5 acres, 4 strands, all done. it was one of my proudest accomplishments ever. you probably remember my blog entries about it.

i think it's great you used bolt cutters. i had a heck of a time finding wire cutters powerful enough to get thru barbed wire. i was at the hardware store cutting different materials (cables, chains, etc) trying to find the best ones. but that is one of my favorite tools now.

isn't it a great feeling to get rid of barbed wire!!?? : )

Melissa-ParadigmFarms said...

Lytha I think barbed wire should be BANNED. I HATE the stuff and always have. Now I hate it more than ever after a few days spent ripping it out.

Bif - if you come we'll have a nice chat and I PROMISE we'll only ask you to nail up insulators! ;)

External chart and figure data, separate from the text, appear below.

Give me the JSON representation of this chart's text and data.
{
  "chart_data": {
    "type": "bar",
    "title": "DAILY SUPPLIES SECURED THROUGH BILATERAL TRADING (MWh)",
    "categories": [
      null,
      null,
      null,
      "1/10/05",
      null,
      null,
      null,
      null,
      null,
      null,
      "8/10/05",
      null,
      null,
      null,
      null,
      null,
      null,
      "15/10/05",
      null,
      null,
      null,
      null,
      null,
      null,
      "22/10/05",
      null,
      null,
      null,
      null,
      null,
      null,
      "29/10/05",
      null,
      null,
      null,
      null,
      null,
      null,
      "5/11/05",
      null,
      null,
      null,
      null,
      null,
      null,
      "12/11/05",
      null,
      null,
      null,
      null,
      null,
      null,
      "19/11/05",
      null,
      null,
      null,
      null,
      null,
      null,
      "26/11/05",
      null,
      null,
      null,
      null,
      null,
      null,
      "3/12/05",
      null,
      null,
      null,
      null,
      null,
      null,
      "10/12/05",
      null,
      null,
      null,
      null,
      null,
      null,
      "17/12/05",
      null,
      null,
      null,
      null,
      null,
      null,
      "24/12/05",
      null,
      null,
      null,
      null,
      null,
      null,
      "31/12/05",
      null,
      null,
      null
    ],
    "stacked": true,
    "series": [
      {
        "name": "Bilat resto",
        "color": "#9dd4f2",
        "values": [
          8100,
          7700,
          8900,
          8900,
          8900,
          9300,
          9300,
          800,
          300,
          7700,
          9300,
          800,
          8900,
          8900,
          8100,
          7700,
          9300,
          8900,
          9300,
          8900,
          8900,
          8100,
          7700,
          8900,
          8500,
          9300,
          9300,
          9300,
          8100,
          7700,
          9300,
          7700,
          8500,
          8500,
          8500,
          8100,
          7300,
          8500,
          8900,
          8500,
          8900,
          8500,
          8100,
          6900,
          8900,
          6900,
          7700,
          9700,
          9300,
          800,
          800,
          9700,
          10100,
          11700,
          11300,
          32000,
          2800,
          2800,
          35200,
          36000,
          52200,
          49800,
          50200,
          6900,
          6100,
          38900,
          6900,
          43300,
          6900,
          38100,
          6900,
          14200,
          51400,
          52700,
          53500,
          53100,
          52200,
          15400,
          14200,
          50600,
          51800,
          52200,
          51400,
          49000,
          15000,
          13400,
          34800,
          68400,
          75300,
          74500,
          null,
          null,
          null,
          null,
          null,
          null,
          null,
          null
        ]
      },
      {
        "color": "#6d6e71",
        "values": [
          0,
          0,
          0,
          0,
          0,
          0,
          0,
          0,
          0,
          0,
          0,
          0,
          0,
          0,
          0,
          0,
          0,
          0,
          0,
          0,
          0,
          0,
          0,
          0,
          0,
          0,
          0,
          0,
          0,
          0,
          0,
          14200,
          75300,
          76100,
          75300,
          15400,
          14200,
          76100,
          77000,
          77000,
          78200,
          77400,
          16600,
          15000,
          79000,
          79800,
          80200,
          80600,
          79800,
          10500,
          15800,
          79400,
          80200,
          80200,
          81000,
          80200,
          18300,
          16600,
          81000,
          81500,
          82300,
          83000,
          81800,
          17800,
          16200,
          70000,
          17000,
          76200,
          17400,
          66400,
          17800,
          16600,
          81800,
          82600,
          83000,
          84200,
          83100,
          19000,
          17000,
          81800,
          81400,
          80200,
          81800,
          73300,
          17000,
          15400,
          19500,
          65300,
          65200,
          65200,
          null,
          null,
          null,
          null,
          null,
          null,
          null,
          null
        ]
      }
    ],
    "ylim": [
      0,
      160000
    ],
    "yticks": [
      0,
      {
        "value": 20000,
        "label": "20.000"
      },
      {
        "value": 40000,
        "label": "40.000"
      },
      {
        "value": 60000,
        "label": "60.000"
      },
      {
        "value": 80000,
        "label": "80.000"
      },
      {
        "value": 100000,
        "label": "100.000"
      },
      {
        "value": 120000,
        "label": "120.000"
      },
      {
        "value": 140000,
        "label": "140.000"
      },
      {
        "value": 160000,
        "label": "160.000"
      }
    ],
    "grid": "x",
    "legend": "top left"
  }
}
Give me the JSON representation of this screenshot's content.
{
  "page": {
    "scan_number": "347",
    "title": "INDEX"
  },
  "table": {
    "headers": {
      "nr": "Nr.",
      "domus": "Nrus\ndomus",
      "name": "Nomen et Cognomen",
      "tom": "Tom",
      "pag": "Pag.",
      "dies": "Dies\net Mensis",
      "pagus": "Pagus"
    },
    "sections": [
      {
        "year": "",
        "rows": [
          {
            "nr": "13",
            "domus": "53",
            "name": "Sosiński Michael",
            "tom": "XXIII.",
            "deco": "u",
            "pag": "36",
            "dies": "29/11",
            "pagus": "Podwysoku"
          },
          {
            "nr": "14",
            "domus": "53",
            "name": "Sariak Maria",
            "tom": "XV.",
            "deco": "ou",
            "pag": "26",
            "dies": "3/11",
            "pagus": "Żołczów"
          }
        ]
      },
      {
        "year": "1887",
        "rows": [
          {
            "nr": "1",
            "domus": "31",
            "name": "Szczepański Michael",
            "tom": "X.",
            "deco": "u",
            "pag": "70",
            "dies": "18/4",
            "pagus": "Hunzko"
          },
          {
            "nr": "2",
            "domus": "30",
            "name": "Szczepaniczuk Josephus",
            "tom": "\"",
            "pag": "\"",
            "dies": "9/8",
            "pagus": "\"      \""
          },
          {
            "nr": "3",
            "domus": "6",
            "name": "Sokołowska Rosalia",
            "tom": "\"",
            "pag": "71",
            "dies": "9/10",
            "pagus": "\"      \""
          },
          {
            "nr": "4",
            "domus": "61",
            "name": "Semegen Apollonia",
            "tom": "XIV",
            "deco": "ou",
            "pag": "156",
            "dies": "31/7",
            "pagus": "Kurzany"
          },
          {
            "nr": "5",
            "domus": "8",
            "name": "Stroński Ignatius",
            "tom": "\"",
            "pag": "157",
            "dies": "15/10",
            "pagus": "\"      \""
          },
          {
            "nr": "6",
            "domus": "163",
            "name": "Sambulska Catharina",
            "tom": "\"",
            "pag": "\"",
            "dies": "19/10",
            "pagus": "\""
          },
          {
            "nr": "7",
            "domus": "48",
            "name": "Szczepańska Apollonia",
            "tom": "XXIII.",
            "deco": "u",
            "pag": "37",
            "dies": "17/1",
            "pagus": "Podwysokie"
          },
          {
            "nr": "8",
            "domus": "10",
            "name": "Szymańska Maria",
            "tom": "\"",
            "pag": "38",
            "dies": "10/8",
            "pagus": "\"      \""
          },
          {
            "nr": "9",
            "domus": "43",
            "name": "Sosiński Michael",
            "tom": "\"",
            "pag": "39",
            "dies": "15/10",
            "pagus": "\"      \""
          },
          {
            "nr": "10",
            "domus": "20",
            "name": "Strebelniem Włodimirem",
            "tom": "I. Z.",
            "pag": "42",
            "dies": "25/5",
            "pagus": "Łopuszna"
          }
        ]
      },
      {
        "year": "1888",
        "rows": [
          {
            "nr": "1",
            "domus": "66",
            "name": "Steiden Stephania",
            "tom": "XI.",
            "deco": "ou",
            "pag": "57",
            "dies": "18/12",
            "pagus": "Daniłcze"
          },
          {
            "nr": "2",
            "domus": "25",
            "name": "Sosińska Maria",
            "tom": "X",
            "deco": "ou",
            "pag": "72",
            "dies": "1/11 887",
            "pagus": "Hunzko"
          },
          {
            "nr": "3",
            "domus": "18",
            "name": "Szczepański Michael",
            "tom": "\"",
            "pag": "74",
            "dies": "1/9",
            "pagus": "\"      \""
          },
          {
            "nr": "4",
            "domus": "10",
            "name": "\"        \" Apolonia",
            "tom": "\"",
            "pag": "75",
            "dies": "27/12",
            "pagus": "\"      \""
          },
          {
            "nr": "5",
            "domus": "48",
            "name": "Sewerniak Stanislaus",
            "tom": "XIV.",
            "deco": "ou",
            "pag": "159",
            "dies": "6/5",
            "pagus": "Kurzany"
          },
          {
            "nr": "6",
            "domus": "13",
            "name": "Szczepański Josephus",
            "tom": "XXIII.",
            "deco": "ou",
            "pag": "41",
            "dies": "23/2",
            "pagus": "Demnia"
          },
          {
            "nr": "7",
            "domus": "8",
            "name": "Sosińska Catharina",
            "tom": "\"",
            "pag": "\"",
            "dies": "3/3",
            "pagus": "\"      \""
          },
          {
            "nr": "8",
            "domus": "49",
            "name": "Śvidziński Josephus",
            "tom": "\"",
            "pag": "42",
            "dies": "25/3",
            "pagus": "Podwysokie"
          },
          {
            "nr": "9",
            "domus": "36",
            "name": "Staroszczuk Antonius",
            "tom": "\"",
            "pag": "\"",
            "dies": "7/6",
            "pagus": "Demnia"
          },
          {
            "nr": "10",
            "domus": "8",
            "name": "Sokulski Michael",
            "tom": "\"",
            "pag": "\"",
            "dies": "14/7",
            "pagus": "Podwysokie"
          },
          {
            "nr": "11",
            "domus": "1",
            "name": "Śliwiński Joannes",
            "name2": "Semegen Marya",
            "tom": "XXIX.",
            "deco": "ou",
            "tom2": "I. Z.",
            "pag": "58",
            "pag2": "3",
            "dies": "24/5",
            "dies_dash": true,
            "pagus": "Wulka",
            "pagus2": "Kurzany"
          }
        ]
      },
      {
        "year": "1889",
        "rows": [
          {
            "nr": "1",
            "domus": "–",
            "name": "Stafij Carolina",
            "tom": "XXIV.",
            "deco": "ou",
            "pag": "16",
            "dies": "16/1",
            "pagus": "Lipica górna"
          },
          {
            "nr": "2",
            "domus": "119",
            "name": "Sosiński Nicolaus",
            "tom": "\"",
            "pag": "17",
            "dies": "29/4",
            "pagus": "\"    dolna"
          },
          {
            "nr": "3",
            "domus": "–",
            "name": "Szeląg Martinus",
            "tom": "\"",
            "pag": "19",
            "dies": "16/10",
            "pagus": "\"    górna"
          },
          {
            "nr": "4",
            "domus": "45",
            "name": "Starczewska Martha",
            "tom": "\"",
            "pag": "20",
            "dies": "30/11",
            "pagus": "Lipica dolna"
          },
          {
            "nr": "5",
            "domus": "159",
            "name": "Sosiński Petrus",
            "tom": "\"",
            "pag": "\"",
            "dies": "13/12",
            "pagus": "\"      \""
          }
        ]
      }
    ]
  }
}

Moe is 17 hands and a warmblood and I look forward to telling his story. He's a great guy!

lara said...

I had a bad 'work' day and then I saw this post. I think I'd trade a day to pull the fence, but I'd wear some arm guards. Maybe a face mask? For me, probably a helmet, too.
But still, wanna trade? We can talk! ;)

And yes, barbed wire should be banned for animals!! Prisons, sure. But why on earth is it used for animals? Craziness.

FD said...

Ooooh. I empathise - I have three 2inch scars across my upper abdomen from replacing barb wire fencing. A hidden strand snapped and backlashed through a workshirt, a sweater and a t-shirt. Evil, evil stuff.

Moe looks to have a beautiful trot from that picture. At least to my dressage loving eye.

Anonymous said...

I too have been there, done that, have the scars. Um, yeah, bolt cutters rock!

Moe is a lovely mover! Can't wait for his story.